VMware made the new version of its virtualization platform available yesterday, as the virtualization powerhouse muscles into cloud computing. vSphere 4, which VMware is pitching as the "first cloud operating system," was officially announced last month, but the company has been making noise about the product (a replacement for VM Infrastructure) since last year.
Prices run from $166 to $3,495 per processor for vSphere, which VMware says transforms a data center into an "internal private cloud." And the company is offering a free, 60-day download.
Not surprisingly, VMware lined up a slew of endorsements for the release. Two examples:
Christopher Rence, CIO of FICO: "VMware vSphere 4 is the core of our cloud computing initiative because it gives us the cost savings and scalability benefits of cloud computing, with the choice to deploy any application or OS without getting locked into any particular architecture."
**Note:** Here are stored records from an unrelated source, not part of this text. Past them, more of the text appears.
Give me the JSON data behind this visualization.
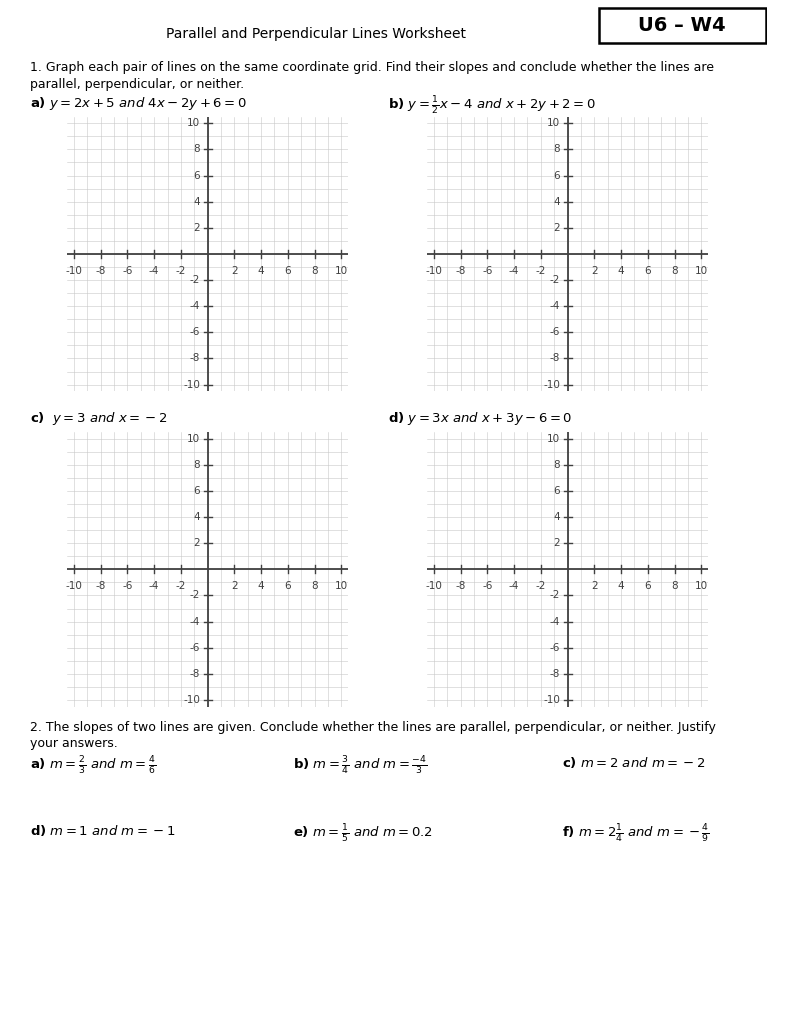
{
  "title": "Parallel and Perpendicular Lines Worksheet",
  "badge": "U6 – W4",
  "section1_line1": "1. Graph each pair of lines on the same coordinate grid. Find their slopes and conclude whether the lines are",
  "section1_line2": "parallel, perpendicular, or neither.",
  "section2_line1": "2. The slopes of two lines are given. Conclude whether the lines are parallel, perpendicular, or neither. Justify",
  "section2_line2": "your answers.",
  "grid_color": "#c8c8c8",
  "axis_color": "#404040",
  "bg_color": "#ffffff",
  "label_fontsize": 9.5,
  "tick_fontsize": 7.5,
  "grid_range": 10,
  "tick_step": 2
}
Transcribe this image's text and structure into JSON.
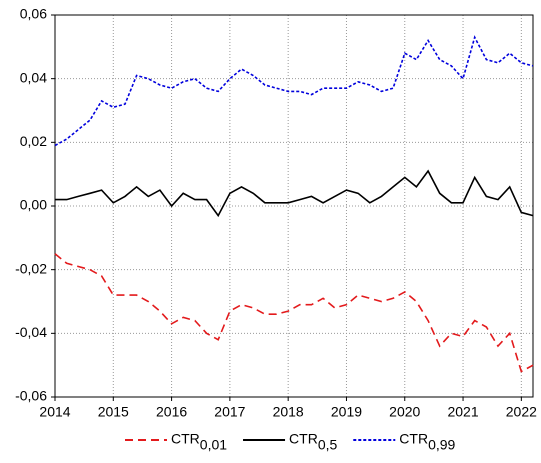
{
  "chart_data": {
    "type": "line",
    "x": [
      2014.0,
      2014.2,
      2014.4,
      2014.6,
      2014.8,
      2015.0,
      2015.2,
      2015.4,
      2015.6,
      2015.8,
      2016.0,
      2016.2,
      2016.4,
      2016.6,
      2016.8,
      2017.0,
      2017.2,
      2017.4,
      2017.6,
      2017.8,
      2018.0,
      2018.2,
      2018.4,
      2018.6,
      2018.8,
      2019.0,
      2019.2,
      2019.4,
      2019.6,
      2019.8,
      2020.0,
      2020.2,
      2020.4,
      2020.6,
      2020.8,
      2021.0,
      2021.2,
      2021.4,
      2021.6,
      2021.8,
      2022.0,
      2022.2
    ],
    "series": [
      {
        "name": "CTR",
        "name_subscript": "0,01",
        "color": "#e31a1c",
        "dash": "8,5",
        "values": [
          -0.015,
          -0.018,
          -0.019,
          -0.02,
          -0.022,
          -0.028,
          -0.028,
          -0.028,
          -0.03,
          -0.033,
          -0.037,
          -0.035,
          -0.036,
          -0.04,
          -0.042,
          -0.033,
          -0.031,
          -0.032,
          -0.034,
          -0.034,
          -0.033,
          -0.031,
          -0.031,
          -0.029,
          -0.032,
          -0.031,
          -0.028,
          -0.029,
          -0.03,
          -0.029,
          -0.027,
          -0.03,
          -0.036,
          -0.044,
          -0.04,
          -0.041,
          -0.036,
          -0.038,
          -0.044,
          -0.04,
          -0.052,
          -0.05
        ]
      },
      {
        "name": "CTR",
        "name_subscript": "0,5",
        "color": "#000000",
        "dash": "none",
        "values": [
          0.002,
          0.002,
          0.003,
          0.004,
          0.005,
          0.001,
          0.003,
          0.006,
          0.003,
          0.005,
          0.0,
          0.004,
          0.002,
          0.002,
          -0.003,
          0.004,
          0.006,
          0.004,
          0.001,
          0.001,
          0.001,
          0.002,
          0.003,
          0.001,
          0.003,
          0.005,
          0.004,
          0.001,
          0.003,
          0.006,
          0.009,
          0.006,
          0.011,
          0.004,
          0.001,
          0.001,
          0.009,
          0.003,
          0.002,
          0.006,
          -0.002,
          -0.003
        ]
      },
      {
        "name": "CTR",
        "name_subscript": "0,99",
        "color": "#0000dd",
        "dash": "3,2",
        "values": [
          0.019,
          0.021,
          0.024,
          0.027,
          0.033,
          0.031,
          0.032,
          0.041,
          0.04,
          0.038,
          0.037,
          0.039,
          0.04,
          0.037,
          0.036,
          0.04,
          0.043,
          0.041,
          0.038,
          0.037,
          0.036,
          0.036,
          0.035,
          0.037,
          0.037,
          0.037,
          0.039,
          0.038,
          0.036,
          0.037,
          0.048,
          0.046,
          0.052,
          0.046,
          0.044,
          0.04,
          0.053,
          0.046,
          0.045,
          0.048,
          0.045,
          0.044
        ]
      }
    ],
    "xlim": [
      2014,
      2022.2
    ],
    "xticks": [
      2014,
      2015,
      2016,
      2017,
      2018,
      2019,
      2020,
      2021,
      2022
    ],
    "ylim": [
      -0.06,
      0.06
    ],
    "yticks": [
      {
        "value": -0.06,
        "label": "-0,06"
      },
      {
        "value": -0.04,
        "label": "-0,04"
      },
      {
        "value": -0.02,
        "label": "-0,02"
      },
      {
        "value": 0,
        "label": "0,00"
      },
      {
        "value": 0.02,
        "label": "0,02"
      },
      {
        "value": 0.04,
        "label": "0,04"
      },
      {
        "value": 0.06,
        "label": "0,06"
      }
    ],
    "grid": true
  }
}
Daniel Liyew, director of data center service line at Alstom: "Efficiency gains improve even more with VMware vSphere 4 thanks to features like VMware Host Profiles and VMware vNetwork Distributed Switch. These features will allow us to deploy new hosts more quickly, achieve standardization, and more efficiently manage our virtualized environment to reduce our operational overhead."
But you don't have to look hard to find kind things being said about the upgraded platform's potential. InfoWorld:
In short, if you're running a VMware infrastructure, life should get easier. For anyone who's ever tried to provide rock-solid OS-based clustering services, the new VM clustering feature, called Fault Tolerance, should be a vast improvement. Hot Add of CPUs and RAM has never really been an option for most shops, but it suddenly is (with the right OS, of course). These moves show that VMware is still pushing the virtualization envelope.